The slow upward trend of the Vernal Equinox year-length (when averaged over a couple of millenia) will continue to make the Dee Calendar-Year ever more accurate in the centuries ahead, thus making it (the Stonehenge-Khayyam-Dee year-length) the preferable mean calendar year of all candidates proposed to date.
An average taken over a period of a few decades (rather than centuries or millenia) reveals a small perturbation of the year-length with a period of about 240 years and an amplitude of about 0.00002 days.
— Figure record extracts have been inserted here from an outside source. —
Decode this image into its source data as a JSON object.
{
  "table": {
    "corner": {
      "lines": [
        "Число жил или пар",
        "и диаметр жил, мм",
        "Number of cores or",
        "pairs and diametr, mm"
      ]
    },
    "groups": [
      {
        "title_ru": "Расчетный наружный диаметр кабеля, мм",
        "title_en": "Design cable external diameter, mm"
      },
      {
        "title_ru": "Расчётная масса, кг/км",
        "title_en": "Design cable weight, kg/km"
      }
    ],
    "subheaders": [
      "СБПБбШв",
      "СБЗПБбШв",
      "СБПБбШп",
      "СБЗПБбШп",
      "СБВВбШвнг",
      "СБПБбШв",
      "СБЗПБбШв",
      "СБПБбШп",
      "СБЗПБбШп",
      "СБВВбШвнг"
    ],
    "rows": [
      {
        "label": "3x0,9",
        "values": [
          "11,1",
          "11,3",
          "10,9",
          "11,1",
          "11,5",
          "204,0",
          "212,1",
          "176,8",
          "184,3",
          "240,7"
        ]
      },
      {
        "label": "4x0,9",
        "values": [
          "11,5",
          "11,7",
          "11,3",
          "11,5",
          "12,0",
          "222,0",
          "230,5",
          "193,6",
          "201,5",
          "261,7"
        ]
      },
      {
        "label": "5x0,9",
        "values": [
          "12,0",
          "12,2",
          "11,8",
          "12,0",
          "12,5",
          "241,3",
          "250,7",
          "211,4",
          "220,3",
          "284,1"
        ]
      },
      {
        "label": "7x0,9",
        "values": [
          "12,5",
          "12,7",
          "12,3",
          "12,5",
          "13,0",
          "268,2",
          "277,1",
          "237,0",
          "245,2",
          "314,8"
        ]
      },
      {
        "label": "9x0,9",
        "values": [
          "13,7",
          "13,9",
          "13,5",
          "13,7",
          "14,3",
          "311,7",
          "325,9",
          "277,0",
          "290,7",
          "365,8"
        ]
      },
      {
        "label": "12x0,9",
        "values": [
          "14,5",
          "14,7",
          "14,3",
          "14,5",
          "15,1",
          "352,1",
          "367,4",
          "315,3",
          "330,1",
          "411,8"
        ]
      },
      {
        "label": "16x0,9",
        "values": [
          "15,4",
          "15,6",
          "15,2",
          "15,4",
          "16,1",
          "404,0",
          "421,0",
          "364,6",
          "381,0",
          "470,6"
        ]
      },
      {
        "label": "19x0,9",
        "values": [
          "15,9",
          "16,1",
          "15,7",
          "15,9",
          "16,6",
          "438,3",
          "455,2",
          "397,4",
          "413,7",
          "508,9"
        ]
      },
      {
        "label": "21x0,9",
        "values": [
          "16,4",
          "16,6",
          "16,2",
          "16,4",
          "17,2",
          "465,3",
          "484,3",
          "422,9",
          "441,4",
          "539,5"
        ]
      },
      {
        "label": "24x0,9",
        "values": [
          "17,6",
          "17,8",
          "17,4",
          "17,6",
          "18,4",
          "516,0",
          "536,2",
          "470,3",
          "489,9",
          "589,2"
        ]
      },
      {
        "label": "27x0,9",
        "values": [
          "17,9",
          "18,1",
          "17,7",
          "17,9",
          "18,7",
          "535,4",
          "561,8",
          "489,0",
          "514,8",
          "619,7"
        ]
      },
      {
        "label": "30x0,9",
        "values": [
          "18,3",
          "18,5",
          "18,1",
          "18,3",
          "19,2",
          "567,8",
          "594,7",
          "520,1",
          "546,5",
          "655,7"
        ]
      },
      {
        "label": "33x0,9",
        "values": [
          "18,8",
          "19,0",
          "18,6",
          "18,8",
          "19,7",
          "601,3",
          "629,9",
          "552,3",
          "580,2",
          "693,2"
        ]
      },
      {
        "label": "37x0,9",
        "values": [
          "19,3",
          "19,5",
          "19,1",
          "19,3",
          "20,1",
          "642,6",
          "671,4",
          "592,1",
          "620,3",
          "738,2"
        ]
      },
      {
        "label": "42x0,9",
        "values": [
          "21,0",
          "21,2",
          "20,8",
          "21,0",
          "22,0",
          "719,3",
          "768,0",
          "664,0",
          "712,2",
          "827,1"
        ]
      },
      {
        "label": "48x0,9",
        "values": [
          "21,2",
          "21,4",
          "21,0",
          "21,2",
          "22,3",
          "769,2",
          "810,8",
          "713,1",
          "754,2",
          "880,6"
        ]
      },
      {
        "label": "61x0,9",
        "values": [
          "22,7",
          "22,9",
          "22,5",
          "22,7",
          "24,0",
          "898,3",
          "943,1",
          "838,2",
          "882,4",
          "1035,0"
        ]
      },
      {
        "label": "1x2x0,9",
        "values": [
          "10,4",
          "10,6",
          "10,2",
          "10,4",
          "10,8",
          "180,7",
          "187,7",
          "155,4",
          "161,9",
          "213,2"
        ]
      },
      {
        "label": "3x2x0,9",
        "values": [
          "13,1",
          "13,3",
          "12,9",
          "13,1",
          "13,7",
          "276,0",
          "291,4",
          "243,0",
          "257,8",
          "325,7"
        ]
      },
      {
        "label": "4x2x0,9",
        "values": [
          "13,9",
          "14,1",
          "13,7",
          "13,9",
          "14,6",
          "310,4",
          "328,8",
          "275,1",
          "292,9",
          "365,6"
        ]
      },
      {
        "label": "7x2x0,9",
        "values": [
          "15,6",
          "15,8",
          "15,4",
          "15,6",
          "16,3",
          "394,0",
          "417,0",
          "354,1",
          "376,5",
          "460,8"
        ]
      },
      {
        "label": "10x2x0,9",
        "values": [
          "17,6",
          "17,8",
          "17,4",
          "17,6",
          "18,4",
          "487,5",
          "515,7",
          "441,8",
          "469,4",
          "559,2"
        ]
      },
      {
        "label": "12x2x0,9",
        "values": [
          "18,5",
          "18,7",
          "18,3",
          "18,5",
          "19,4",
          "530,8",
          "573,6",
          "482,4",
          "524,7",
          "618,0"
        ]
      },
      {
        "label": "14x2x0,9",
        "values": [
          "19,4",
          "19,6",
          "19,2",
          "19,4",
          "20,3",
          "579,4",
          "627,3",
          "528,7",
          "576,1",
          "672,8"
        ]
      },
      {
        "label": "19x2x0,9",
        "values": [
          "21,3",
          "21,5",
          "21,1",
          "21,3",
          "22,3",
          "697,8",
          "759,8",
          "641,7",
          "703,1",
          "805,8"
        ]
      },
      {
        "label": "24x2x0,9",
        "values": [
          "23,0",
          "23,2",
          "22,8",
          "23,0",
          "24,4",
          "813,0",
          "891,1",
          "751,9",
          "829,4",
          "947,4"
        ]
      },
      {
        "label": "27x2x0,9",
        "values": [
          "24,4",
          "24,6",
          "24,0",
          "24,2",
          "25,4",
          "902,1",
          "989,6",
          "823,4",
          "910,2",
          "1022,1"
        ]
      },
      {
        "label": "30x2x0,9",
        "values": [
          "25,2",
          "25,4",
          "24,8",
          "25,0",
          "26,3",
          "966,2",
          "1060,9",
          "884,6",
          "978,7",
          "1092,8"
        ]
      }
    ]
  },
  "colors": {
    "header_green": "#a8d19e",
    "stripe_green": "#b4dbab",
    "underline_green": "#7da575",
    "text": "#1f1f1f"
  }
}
This and the non-linearity of the function being averaged conspire to make the average Vernal Equinox year-length be 365.24237 Universal days, ca. 1923 AD. (when the Greek Orthodox church adopted the "Soviet" mean calendar year-length) thus vindicating my assertion that the Gregorian year-length is more accurate than the Soviet (Greek Orthodox) value on their own Nicene terms! The average length of the Vernal Equinox year is currently 365.24238 days (to the mearest one-hundred-thousandth of a day) and will probably only ever drop below the mean betwen the Gregorian and Orthodox value for a brief few decades after 2060 AD. The Dee value will, of course, continue to be superior to both these for the foreseeable future.
Dee's Yrs, Simon Cassidy, 1053 47th.St. Emeryville Ca.94608. ph.510-547-0684.